Transcranial magnetic stimulation (TMS) is a non-invasive brain stimulation tool for modulating and mapping cortical function. TMS-based functional mapping methods typically exploit causal relationships between brain structure and function. In earlier work, we demonstrated that cortical sites of the motor area can be precisely localized by relating FEM simulation derived electric field estimates to TMS induced motor evoked potentials (MEPs) in an input-output curve fitting approach using nonlinear regression. A random sequence of on average 180 TMS coil configurations (= coil position and orientation) have proven to provide sufficient variability in their electric field pattern and evoked motor responses to discriminate neuronal populations at the primary motor cortex at single digit level based on their goodness of fit.

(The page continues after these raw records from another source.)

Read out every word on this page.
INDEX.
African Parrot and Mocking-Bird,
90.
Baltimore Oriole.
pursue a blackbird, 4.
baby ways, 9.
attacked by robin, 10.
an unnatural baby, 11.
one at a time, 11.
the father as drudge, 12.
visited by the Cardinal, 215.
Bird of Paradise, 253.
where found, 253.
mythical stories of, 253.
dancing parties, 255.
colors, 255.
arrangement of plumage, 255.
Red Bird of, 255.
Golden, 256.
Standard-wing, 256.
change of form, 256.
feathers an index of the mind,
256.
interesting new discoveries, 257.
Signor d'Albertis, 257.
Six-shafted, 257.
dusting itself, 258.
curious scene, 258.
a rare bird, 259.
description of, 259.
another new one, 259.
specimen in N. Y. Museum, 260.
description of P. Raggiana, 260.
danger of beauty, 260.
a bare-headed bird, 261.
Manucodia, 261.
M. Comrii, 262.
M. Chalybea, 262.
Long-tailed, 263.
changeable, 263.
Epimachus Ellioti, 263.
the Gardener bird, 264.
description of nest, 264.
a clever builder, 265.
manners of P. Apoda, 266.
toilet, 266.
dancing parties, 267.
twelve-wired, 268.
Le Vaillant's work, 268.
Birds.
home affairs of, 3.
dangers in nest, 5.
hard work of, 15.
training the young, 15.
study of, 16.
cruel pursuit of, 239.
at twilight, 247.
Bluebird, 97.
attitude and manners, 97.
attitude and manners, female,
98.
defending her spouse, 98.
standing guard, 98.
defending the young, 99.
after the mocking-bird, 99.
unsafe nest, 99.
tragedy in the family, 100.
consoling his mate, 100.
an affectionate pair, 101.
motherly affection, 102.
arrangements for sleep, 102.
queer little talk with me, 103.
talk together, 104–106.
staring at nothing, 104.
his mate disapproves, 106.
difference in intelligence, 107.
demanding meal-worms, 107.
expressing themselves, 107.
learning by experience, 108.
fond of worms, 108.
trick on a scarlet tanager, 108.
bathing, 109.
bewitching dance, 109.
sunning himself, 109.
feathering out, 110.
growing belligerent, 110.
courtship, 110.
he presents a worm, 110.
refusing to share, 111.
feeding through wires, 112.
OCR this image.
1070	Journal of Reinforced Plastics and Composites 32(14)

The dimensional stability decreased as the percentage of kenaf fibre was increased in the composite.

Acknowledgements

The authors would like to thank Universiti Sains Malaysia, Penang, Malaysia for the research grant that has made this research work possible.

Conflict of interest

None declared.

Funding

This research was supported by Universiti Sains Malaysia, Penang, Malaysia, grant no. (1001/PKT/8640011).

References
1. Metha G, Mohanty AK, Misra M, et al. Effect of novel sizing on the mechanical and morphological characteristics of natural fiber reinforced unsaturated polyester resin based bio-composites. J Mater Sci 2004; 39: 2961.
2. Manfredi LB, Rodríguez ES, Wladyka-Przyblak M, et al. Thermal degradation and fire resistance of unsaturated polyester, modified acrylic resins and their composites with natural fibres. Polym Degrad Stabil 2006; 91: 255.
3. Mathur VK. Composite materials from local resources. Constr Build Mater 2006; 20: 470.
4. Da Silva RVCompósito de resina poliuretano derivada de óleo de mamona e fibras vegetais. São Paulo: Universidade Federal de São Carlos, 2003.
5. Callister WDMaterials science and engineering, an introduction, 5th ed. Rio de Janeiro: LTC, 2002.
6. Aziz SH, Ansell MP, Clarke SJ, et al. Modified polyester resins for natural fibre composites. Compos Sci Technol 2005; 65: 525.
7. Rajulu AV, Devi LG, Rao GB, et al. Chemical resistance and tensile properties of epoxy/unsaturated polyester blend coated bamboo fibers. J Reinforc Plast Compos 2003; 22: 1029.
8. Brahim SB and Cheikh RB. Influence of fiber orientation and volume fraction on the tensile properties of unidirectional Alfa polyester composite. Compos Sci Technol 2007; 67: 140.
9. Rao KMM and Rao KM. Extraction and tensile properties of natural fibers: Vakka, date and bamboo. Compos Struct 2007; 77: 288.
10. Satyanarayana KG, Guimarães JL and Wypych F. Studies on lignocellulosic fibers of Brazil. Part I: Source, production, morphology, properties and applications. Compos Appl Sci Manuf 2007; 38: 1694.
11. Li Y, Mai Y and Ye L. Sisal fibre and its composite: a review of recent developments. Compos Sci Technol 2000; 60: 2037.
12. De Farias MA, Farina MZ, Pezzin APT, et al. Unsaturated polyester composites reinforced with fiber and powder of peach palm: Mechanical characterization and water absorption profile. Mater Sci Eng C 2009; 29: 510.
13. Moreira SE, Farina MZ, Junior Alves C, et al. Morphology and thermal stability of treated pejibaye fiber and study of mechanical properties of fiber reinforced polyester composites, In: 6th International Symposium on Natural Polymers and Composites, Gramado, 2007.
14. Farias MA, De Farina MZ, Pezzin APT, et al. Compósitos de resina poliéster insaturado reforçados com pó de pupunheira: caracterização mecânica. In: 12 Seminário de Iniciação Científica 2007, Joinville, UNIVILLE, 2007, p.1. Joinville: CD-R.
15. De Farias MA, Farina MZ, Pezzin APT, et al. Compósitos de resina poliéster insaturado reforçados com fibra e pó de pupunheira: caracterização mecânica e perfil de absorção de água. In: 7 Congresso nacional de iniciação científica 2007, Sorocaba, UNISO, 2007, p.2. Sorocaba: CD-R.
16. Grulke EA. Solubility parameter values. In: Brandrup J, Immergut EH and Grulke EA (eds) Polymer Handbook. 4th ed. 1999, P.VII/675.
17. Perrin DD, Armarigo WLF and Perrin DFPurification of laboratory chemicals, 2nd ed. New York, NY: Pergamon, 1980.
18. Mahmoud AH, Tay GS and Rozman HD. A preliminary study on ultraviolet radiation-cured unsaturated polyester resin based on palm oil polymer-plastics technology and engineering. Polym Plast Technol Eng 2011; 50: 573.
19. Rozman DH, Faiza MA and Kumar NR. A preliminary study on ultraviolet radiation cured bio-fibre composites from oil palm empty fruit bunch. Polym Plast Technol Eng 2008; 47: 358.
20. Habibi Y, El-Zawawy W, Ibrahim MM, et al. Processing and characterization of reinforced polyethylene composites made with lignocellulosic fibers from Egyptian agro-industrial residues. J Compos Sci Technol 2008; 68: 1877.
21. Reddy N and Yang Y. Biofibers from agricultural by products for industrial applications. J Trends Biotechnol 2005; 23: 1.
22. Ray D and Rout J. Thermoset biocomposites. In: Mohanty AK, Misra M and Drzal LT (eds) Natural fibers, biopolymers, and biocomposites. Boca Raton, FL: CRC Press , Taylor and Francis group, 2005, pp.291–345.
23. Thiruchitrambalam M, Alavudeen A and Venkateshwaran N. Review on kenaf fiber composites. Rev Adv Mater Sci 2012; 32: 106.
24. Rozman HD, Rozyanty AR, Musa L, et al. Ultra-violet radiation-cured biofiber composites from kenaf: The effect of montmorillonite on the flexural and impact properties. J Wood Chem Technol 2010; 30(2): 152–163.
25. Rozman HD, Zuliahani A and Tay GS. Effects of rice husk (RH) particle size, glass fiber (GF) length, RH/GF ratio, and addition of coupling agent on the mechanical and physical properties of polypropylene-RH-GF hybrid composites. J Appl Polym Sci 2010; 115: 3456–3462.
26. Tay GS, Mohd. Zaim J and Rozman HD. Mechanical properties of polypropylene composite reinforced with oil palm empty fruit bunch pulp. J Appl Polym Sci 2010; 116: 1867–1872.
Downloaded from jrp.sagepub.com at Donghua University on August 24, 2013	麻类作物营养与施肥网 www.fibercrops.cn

Here, we propose an optimized robotic TMS mapping method to significantly reduce the number of stimulation samples, improve the mapping result and reduce the time required for the mapping experiment. Starting from a set of random TMS coil configurations, new configurations are determined during the experiment based on two Pareto-weighted criteria: a) the correlation of the induced electric fields is minimized to increase the distinguishability between cortical locations, and b) the information gain of the candidate position is maximized by determining the optimal sample location on the I/O curve using Fisher information matrix optimization informed by real-time MEP feedback.

The presented method was implemented in a robotic TMS system to enable accurate and reliable coil positioning, exactly timed triggering of the TMS pulse, and the online acquisition and analysis of the MEPs.